Ex-tunnel workers to settle lung disease lawsuits in Japan

The Japanese government agreed to a negotiated settlement with hundreds of former tunnel workers who contracted lung disease while working on state-ordered projects, news reports said Monday.

Health Ministry and other officials signed documents with the plaintiffs' representatives agreeing to the settlement which would see the former workers withdraw their claim for compensation, Kyodo News agency reported.

In return, the government would ensure strict health and safety measures for tunnel workers, the report said.

The first formal settlement is expected to come Wednesday at a Tokyo court session, with similar actions to follow in the 10 other courts where the suits have been filed, it said.

Health Ministry officials were not immediately available for comment.

Some 970 plaintiffs have been involved in 11 similar suits related to tunnel construction projects from the late 1940s through the 1990s that have been filed around the country, Kyodo said. Four of the suits have already been decided in favor of the plaintiffs, although the government has appealed the rulings.

The plaintiffs suffered from pneumoconiosis, a class of respiratory illnesses including black lung disease and silicosis that are caused by inhaling mineral dust, often in mines.

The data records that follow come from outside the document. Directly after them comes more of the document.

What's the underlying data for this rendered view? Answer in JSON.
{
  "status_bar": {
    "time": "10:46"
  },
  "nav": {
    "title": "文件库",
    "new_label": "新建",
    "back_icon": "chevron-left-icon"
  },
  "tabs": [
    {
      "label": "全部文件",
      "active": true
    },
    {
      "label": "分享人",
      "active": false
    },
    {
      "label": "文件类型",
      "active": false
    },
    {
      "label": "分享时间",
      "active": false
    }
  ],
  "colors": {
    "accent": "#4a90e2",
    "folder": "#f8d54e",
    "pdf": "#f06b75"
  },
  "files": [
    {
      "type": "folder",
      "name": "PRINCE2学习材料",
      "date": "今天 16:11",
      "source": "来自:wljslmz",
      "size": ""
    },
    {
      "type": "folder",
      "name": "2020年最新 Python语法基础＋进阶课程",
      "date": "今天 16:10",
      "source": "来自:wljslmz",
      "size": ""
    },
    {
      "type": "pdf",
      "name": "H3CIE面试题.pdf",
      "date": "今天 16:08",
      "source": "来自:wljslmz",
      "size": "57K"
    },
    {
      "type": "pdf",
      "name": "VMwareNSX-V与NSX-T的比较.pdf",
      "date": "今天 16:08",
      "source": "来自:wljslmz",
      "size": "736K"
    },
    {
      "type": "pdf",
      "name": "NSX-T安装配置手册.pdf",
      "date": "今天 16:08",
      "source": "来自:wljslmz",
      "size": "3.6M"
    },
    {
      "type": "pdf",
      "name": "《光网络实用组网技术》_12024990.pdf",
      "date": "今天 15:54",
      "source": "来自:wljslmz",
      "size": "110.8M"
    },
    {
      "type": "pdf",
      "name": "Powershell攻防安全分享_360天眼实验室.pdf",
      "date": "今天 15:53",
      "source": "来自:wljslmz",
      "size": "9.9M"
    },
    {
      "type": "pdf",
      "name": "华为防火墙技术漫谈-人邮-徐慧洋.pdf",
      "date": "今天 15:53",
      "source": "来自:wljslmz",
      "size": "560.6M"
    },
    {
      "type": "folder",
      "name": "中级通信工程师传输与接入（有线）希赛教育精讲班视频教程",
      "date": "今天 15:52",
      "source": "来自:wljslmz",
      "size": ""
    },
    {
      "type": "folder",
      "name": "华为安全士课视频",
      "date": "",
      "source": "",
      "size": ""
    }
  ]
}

Under the expected settlement, the government would tighten measures to reduce the risk of workers contracting the disease, including making it mandatory to assess the density of dust at tunnel construction sites and shortening working hours, Kyodo reported.

In return, the plaintiffs would give up the right to claim damages totaling 3.2 billion yen (US$25.9 million; EUR19.45 million), for their suffering, Kyodo said.

Prime Minister Shinzo Abe expressed his condolences to several plaintiffs at his official residence Monday morning.

"We will pursue strong preventive measures so that the plaintiffs' efforts will have not been in vain. I have renewed my resolve to ultimately make Japan a country that will not allow this problem to occur," Abe said.